An armed robber ran from the store he was raiding after the shopkeeper squirted him in the face with fly spray.
Wayne Barnes, who was carrying a BB gun that the victim described as a "James Bond-type gun" and wearing a balaclava, stormed into the Booze Bar at Carhill Road in Gateshead on September 8 and demanded cash.
Newcastle Crown Court heard the lone worker, who had been using insecticide to clear flies from his shop, told the 33-year-old former soldier to "f*** off" - then squirted him with the repellent.
Barnes then left he shop empty handed but the victim said: "I thought he was going to shoot me. It thought he was going to do it while I was all alone in the shop. I was scared."
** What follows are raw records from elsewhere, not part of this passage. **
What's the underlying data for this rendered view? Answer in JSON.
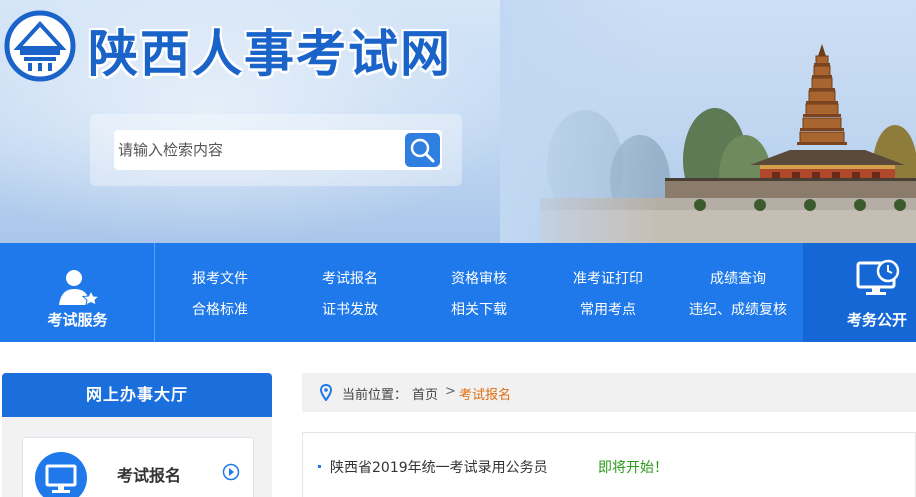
{
  "header": {
    "site_title": "陕西人事考试网",
    "logo_icon": "pagoda-logo-icon"
  },
  "search": {
    "placeholder": "请输入检索内容",
    "button_icon": "search-icon"
  },
  "service_bar": {
    "left_label": "考试服务",
    "left_icon": "user-star-icon",
    "links": [
      "报考文件",
      "考试报名",
      "资格审核",
      "准考证打印",
      "成绩查询",
      "合格标准",
      "证书发放",
      "相关下载",
      "常用考点",
      "违纪、成绩复核"
    ],
    "right_label": "考务公开",
    "right_icon": "monitor-clock-icon"
  },
  "hall": {
    "title": "网上办事大厅",
    "card_label": "考试报名",
    "card_icon": "computer-icon",
    "card_arrow": "arrow-right-circle-icon"
  },
  "breadcrumb": {
    "prefix": "当前位置：",
    "home": "首页",
    "separator": ">",
    "current": "考试报名"
  },
  "news": {
    "title": "陕西省2019年统一考试录用公务员",
    "status": "即将开始！"
  },
  "colors": {
    "primary": "#1f79ea",
    "dark_primary": "#1567d6",
    "title_blue": "#1a63c9",
    "breadcrumb_current": "#e06d10",
    "status_green": "#2a9a19"
  }
}
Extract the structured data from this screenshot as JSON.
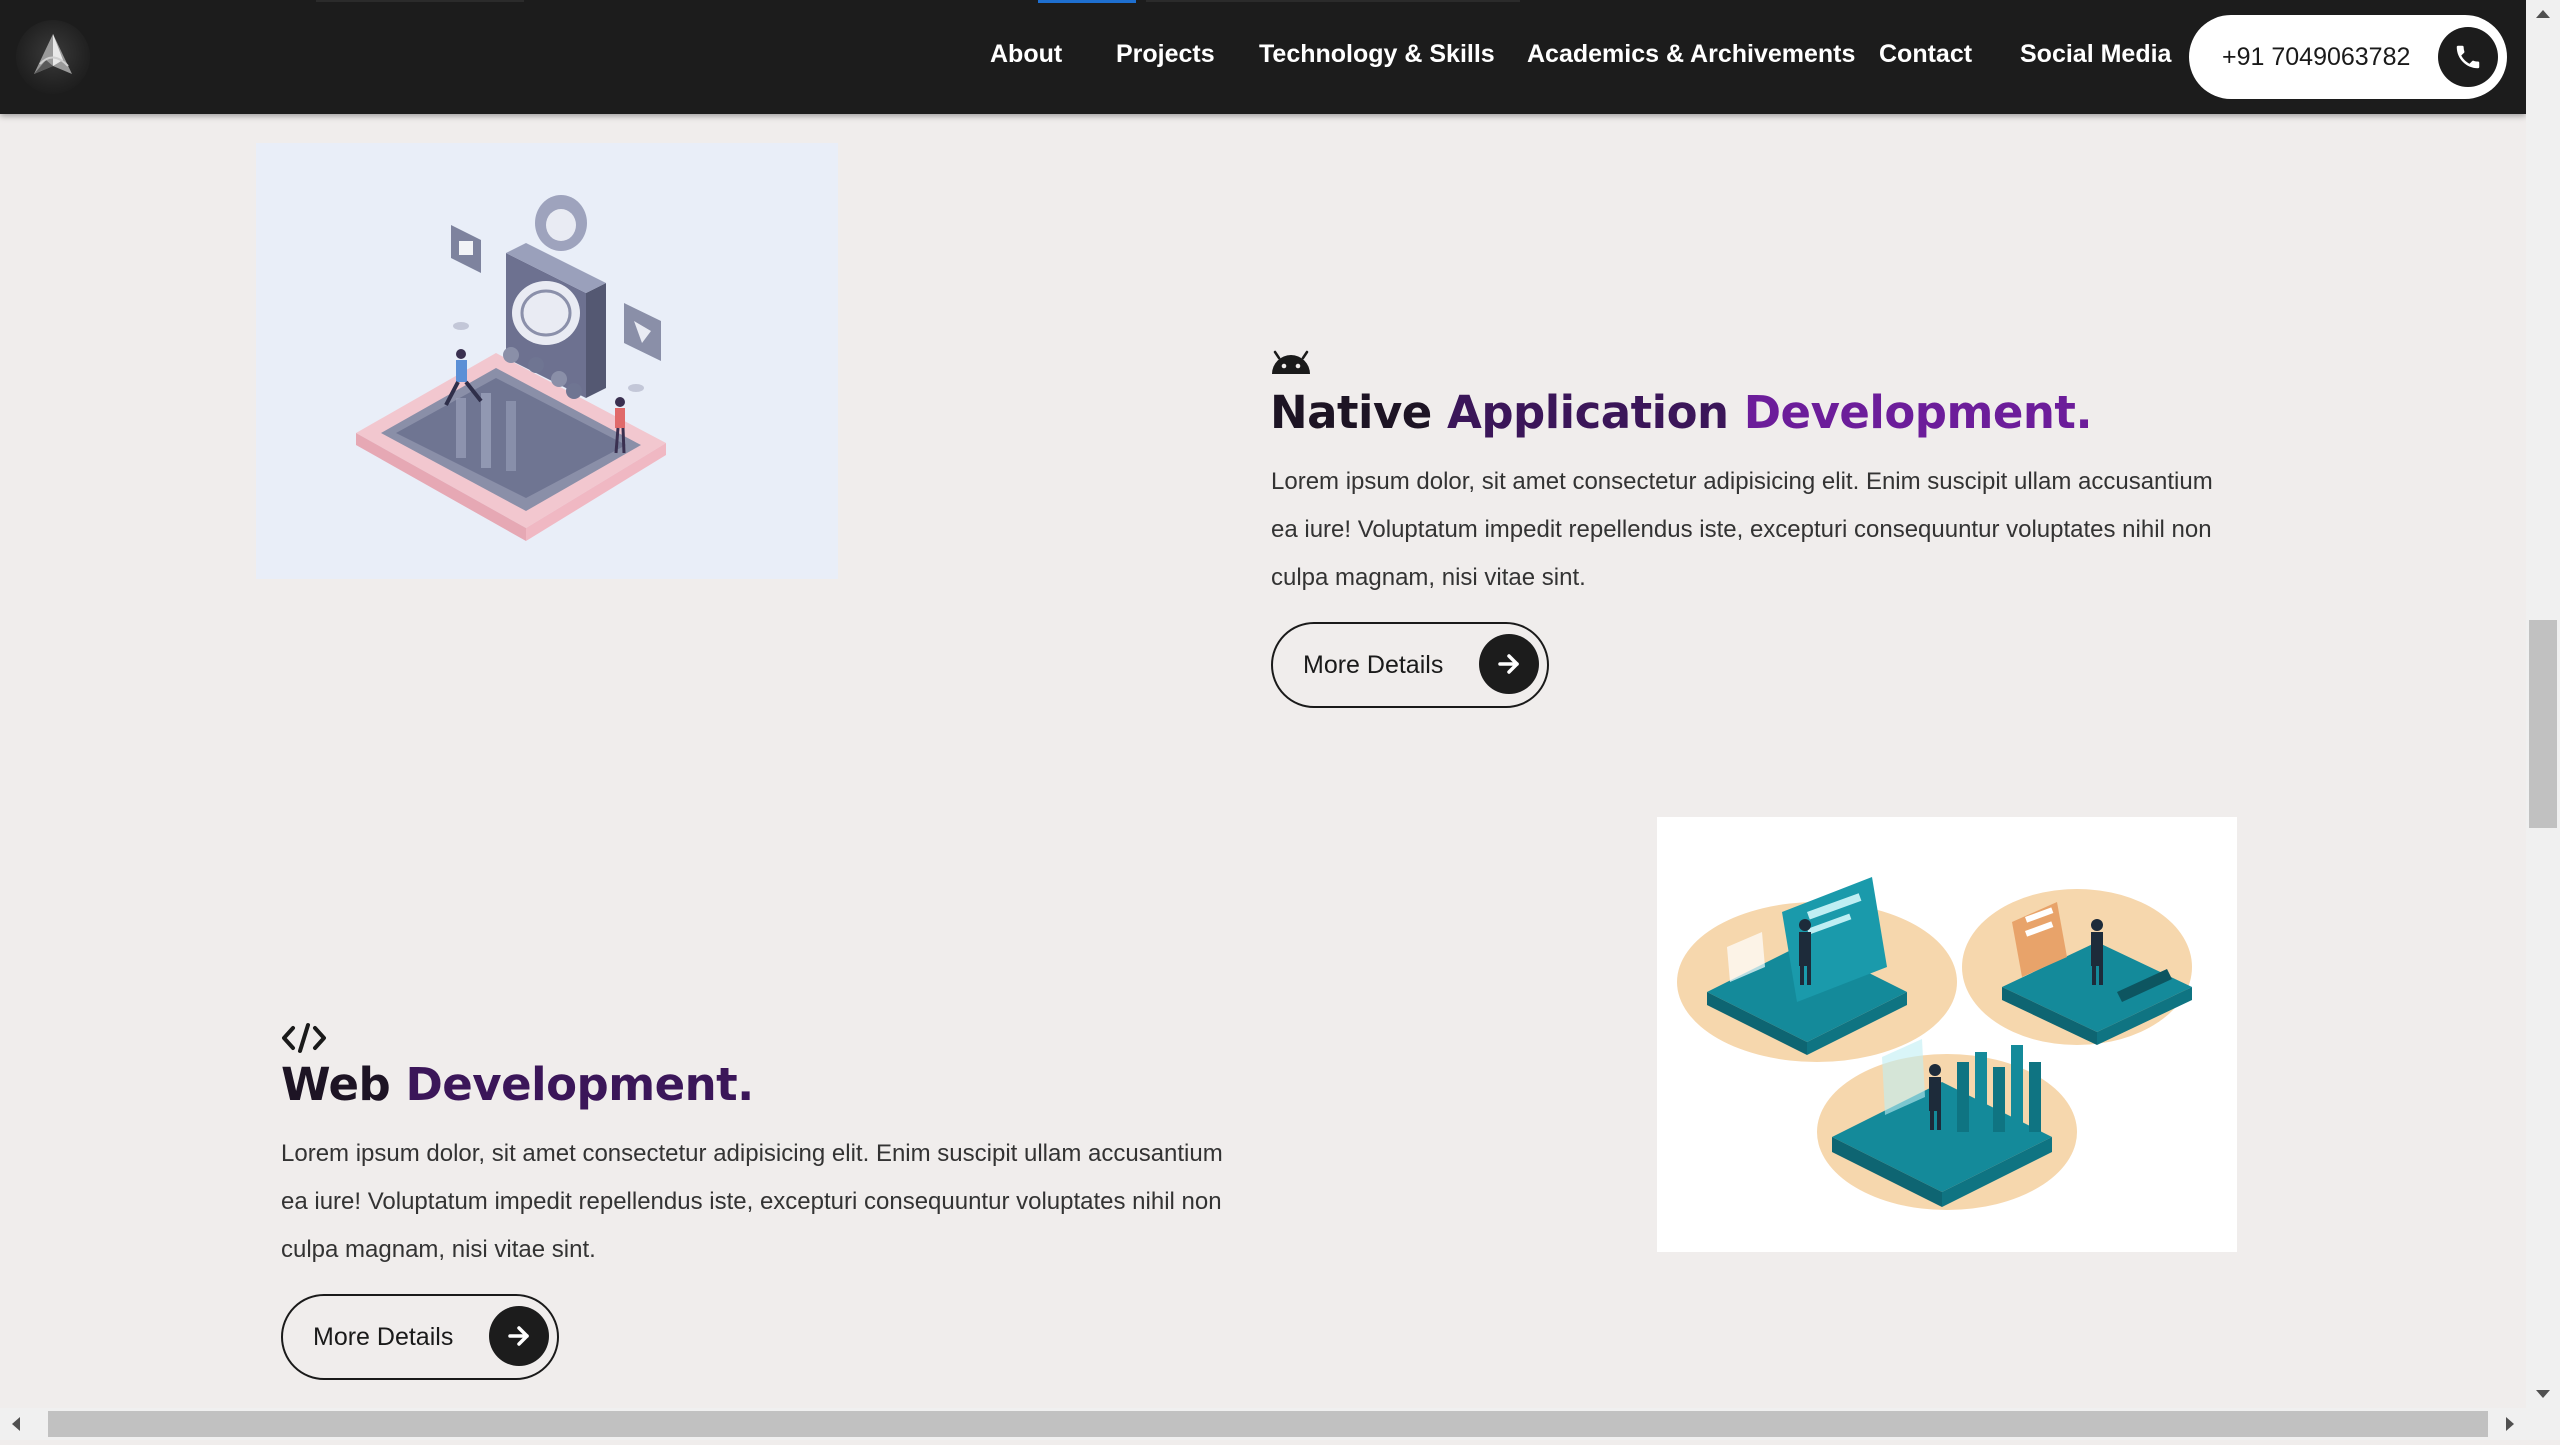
{
  "navbar": {
    "logo_icon": "brand-logo-icon",
    "links": [
      "About",
      "Projects",
      "Technology & Skills",
      "Academics & Archivements",
      "Contact",
      "Social Media"
    ],
    "phone_number": "+91 7049063782",
    "phone_icon": "phone-icon"
  },
  "services": [
    {
      "icon": "android-icon",
      "title_words": [
        "Native",
        "Application",
        "Development."
      ],
      "description": "Lorem ipsum dolor, sit amet consectetur adipisicing elit. Enim suscipit ullam accusantium ea iure! Voluptatum impedit repellendus iste, excepturi consequuntur voluptates nihil non culpa magnam, nisi vitae sint.",
      "button_label": "More Details",
      "button_icon": "arrow-right-icon",
      "illustration": "mobile-app-illustration"
    },
    {
      "icon": "code-icon",
      "title_words": [
        "Web",
        "Development."
      ],
      "description": "Lorem ipsum dolor, sit amet consectetur adipisicing elit. Enim suscipit ullam accusantium ea iure! Voluptatum impedit repellendus iste, excepturi consequuntur voluptates nihil non culpa magnam, nisi vitae sint.",
      "button_label": "More Details",
      "button_icon": "arrow-right-icon",
      "illustration": "web-development-illustration"
    }
  ],
  "colors": {
    "navbar_bg": "#1c1c1c",
    "page_bg": "#f0edec",
    "title_dark": "#1d1424",
    "title_mid": "#3b1659",
    "title_purple": "#6c1d9a",
    "active_indicator": "#1e6fd0"
  }
}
The shocking raid, which happened at the shop's closing time, was captured on the store's CCTV and the footage was played in court.
Barnes, of Cairo Street, Sunderland, who was on suspended sentence and two conditional discharges at the time, admitted attempted robbery and having an imitation firearm with intent to cause fear of violence and has been jailed for 45 months.
Judge Sarah Mallett told Barnes: "You went into the shop wearing a balaclava and carrying a black handgun he described as a James Bond gun.
"You demanded money from the till, pointed the gun at him with your arm outstretched.
"He said he wouldn't give you any money and persisted in demanding money.
"He refused in stronger terms.
"He had a can of spray in his hand at the time, which he squirted in your face and you left and ran away."
Prosecutor Emma Dowling told the court the weapon Barnes was carrying was a .177 calibre, gas powered BB gun and had his face covered when he went into the shop demanding money.
Miss Dowling said: "The complainant had a can of insecticide in his hand because he had been spraying flies.
"He used that to squirt the defendant in the face and the defendant left the shop."
The BB gun was seized when Barnes was arrested after being traced back to his home.
Barnes told police he had been "forced" to carry out the raid because of a drugs debt.
Jennifer Coxon, defending told the court Barnes, who had been due to start work at Nissan just days after the raid, had struggled with civilian life when after his five-year army career ended and had turned to drugs to help cope.
As a result he ran up a drugs debt but has now been clean of his cocaine habit for a year-and-a-half.
Miss Coxon added: "The drugs debt came back to haunt him prior to this offence.
"He made a very silly decision."
Barnes, who has previous convictions but none for such serious offending, appeared at the hearing via video link to HMP Durham, where he had been held on remand.
He said: "I actually got frightened when I had done it, when I realised what I was actually doing.
"I would like to say to him I am deeply sorry for what I did."
The judge said she accepted Barnes was an "intelligent and employable" man who was genuinely sorry for what he did.